As the story goes, back in 1998 two different supernovae research teams did a fit to their brightness versus velocity data and found the expansion rate of our universe, which is the source of that measured velocity, appears to be growing over time. This was unexpected, and in a moment of lack of creativity, that thing causing the universe to expand was named Dark Energy.
Initial results seemed to indicate that the amount of Energy in every cubic meter of space is about the same as a few protons, and this density is constant with time, but trying to measure what’s going on in the distant universe isn’t all that easy, and better data would require new instruments.
And those new instruments are starting to get us results. First on the scene is DESI. This instrument is very carefully documenting where galaxies and cold neutral clouds of gas are located by looking for the galaxies light and then looking for how those cold clouds are absorbing that light from some galaxies emission lines. By mapping out the evolving distribution of our universe’s mass, they are able to compare what we see with the expected distribution based on what we see in the cosmic microwave background – that wall of light that was produced when our universe cooled enough to form neutral atoms. The slight temperature variations we see in this light reflects the distribution of mass at that moment, and the distribution of galaxies and cold gas we see closer to us reflect the distribution of mass at the times when light was emitted or absorbed.
When the DESI team combined their early results with other data, they found evidence that the changing distribution of mass is best matched by models that have Dark Energy may be weakening over time, or that its energy density – the amount of energy per cubic meter – may be decreasing over time.

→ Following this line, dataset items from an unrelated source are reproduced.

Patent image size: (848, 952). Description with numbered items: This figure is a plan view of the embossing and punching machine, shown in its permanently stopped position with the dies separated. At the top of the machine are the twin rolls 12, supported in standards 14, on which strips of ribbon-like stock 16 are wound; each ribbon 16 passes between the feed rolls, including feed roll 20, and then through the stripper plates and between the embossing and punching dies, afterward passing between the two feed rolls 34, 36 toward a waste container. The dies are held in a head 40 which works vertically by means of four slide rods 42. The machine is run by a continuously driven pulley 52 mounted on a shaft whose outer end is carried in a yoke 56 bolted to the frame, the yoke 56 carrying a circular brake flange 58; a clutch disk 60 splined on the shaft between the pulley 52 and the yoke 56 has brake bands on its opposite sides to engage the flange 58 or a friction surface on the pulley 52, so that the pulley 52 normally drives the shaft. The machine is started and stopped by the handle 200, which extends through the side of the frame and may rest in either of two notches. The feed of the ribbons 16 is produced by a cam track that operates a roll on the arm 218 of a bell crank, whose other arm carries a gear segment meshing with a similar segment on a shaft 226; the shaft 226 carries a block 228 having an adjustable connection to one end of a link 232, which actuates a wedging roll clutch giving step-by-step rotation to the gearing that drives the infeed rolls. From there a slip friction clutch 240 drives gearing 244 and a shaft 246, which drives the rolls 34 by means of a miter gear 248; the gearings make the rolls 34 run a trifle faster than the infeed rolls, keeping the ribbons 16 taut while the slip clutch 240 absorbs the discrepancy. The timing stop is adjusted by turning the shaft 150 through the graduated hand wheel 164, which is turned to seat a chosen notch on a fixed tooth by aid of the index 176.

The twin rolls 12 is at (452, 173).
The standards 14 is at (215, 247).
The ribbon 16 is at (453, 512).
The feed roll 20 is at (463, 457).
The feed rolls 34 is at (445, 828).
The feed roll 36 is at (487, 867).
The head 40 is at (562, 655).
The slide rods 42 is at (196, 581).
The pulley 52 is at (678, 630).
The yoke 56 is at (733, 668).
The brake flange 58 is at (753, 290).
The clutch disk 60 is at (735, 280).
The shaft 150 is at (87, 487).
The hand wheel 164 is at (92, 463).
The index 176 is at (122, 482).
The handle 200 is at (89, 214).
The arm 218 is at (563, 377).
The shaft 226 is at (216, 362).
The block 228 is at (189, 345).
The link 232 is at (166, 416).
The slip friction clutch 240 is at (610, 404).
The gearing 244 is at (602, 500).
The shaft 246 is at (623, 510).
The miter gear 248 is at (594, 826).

These are still preliminary results. Within error, the data can also be fit by models with constant amounts of dark energy… just not quite as well.
More data from DESI is coming, and now all of us have even more reason to be excited by this instrument.
And other data sets are also on the horizon. ESA’s Euclid mission is starting to return its own maps of galaxies and more, with its first data release coming mid March. So far they’ve classified 380,000 galaxies and 500 gravitational lens candidates. We also saw the launch of SphereX, a small NASA space telescope that will be mapping the first galaxies to light up the universe. While it hasn’t completed calibration yet, early, uncalibrated images demonstrate its ability to make out faint, distant galaxies.
If I were a betting person, I’d be putting down money on the evolution of Dark Energy getting sorted this decade. As new information is published, we’ll bring it to you right here on EVSN.